Posted by: drgooch | July 8, 2007

Mobile and wireless technologies rapidly gaining ground in American & European Healthcare

A recent study by The Healthcare Information and Management Systems Society pointed to wireless devices as the “top emerging technology in a half of all hospitals surveyed” in the coming two years. The report stated that “while health providers are already geared up to dealing with an increasing number of elderly patients, and could probably cope with a rise in instances of obesity related diseases, they cannot do both without automating clinical processes and using technology to improve public health.”

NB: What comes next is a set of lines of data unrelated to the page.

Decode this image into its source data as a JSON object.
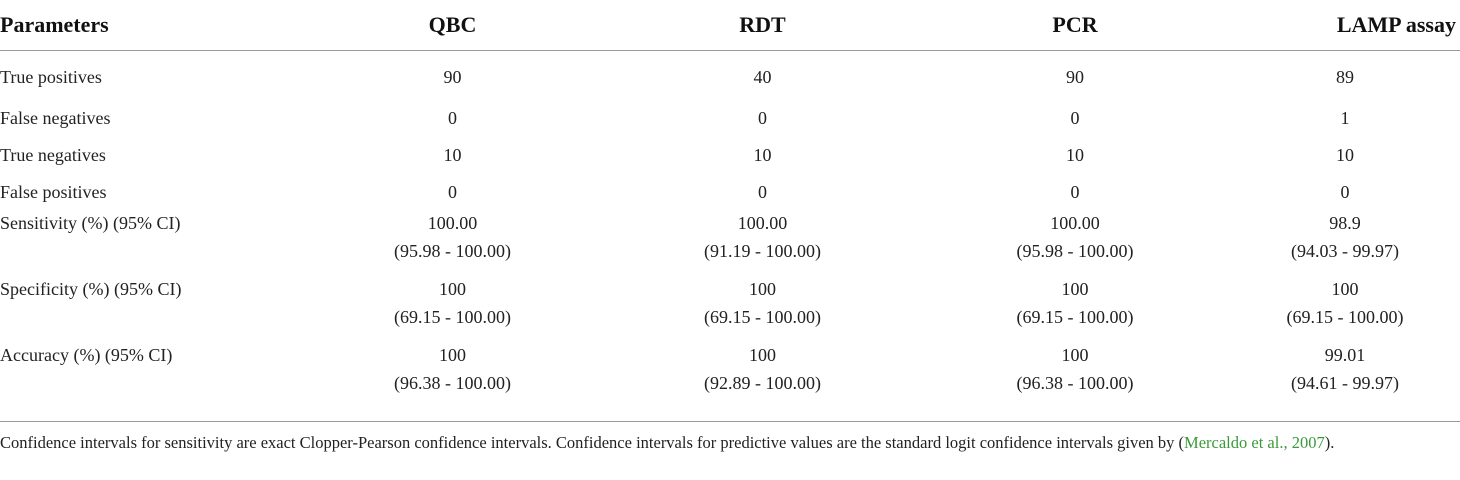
{
  "table": {
    "headers": [
      "Parameters",
      "QBC",
      "RDT",
      "PCR",
      "LAMP assay"
    ],
    "rows": [
      {
        "label": "True positives",
        "values": [
          [
            "90"
          ],
          [
            "40"
          ],
          [
            "90"
          ],
          [
            "89"
          ]
        ]
      },
      {
        "label": "False negatives",
        "values": [
          [
            "0"
          ],
          [
            "0"
          ],
          [
            "0"
          ],
          [
            "1"
          ]
        ]
      },
      {
        "label": "True negatives",
        "values": [
          [
            "10"
          ],
          [
            "10"
          ],
          [
            "10"
          ],
          [
            "10"
          ]
        ]
      },
      {
        "label": "False positives",
        "values": [
          [
            "0"
          ],
          [
            "0"
          ],
          [
            "0"
          ],
          [
            "0"
          ]
        ]
      },
      {
        "label": "Sensitivity (%) (95% CI)",
        "values": [
          [
            "100.00",
            "(95.98 - 100.00)"
          ],
          [
            "100.00",
            "(91.19 - 100.00)"
          ],
          [
            "100.00",
            "(95.98 - 100.00)"
          ],
          [
            "98.9",
            "(94.03 - 99.97)"
          ]
        ]
      },
      {
        "label": "Specificity (%) (95% CI)",
        "values": [
          [
            "100",
            "(69.15 - 100.00)"
          ],
          [
            "100",
            "(69.15 - 100.00)"
          ],
          [
            "100",
            "(69.15 - 100.00)"
          ],
          [
            "100",
            "(69.15 - 100.00)"
          ]
        ]
      },
      {
        "label": "Accuracy (%) (95% CI)",
        "values": [
          [
            "100",
            "(96.38 - 100.00)"
          ],
          [
            "100",
            "(92.89 - 100.00)"
          ],
          [
            "100",
            "(96.38 - 100.00)"
          ],
          [
            "99.01",
            "(94.61 -  99.97)"
          ]
        ]
      }
    ]
  },
  "footnote": {
    "text_before": "Confidence intervals for sensitivity are exact Clopper-Pearson confidence intervals. Confidence intervals for predictive values are the standard logit confidence intervals given by (",
    "reference": "Mercaldo et al., 2007",
    "text_after": ")."
  },
  "colors": {
    "reference_link": "#3a9a3a",
    "rule": "#9a9a9a"
  }
}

While the common concept of wireless healthcare generally involves the use of RFID, there is an even more cutting-edge technology called “remote digital monitoring” that could bring more autonomy to people in their pursuit of a healthy lifestyle. One of the main predictions listed in a recent study by Research & Markets offered this observation:

Mobile and wireless based healthcare services will cause gradual fragmentation of the healthcare sector, as an increasing number of clinical processes and patient monitoring services are provided by private companies. The report identifies home monitoring of the elderly and GPS enabled phones that double as heart monitors as technologies that have been ‘productised’ and are marketed to patients.

The report details a predicted increase in the use of remote medical monitoring and points to the fact that even in government-funded “socialized medicine” massive savings would ensue from the general adoption of these products especially in the world of geriatrics. A recent study in Britain revealed the overall cost of patients staying in their own homes, an elderly nursing home and a hospital bed. “The cost of caring for an elderly person in their own home is £120 per week, compared to £337 per week to care for them in a nursing home, or £805 if they are confined to a hospital bed.”

The potential significance of the results from that study are obvious. “The NHS (National Health Service) saves £468 per week if it can move a patient from a nursing home into a residential home.” One of the key findings that one could draw from this study is the fact that with such a massive influx of elderly people straining a nations healthcare reserves, digital remote monitoring could be implemented on a nationwide-level to improve healthcare, lower visits to GP’s, and save the public money all at the same time.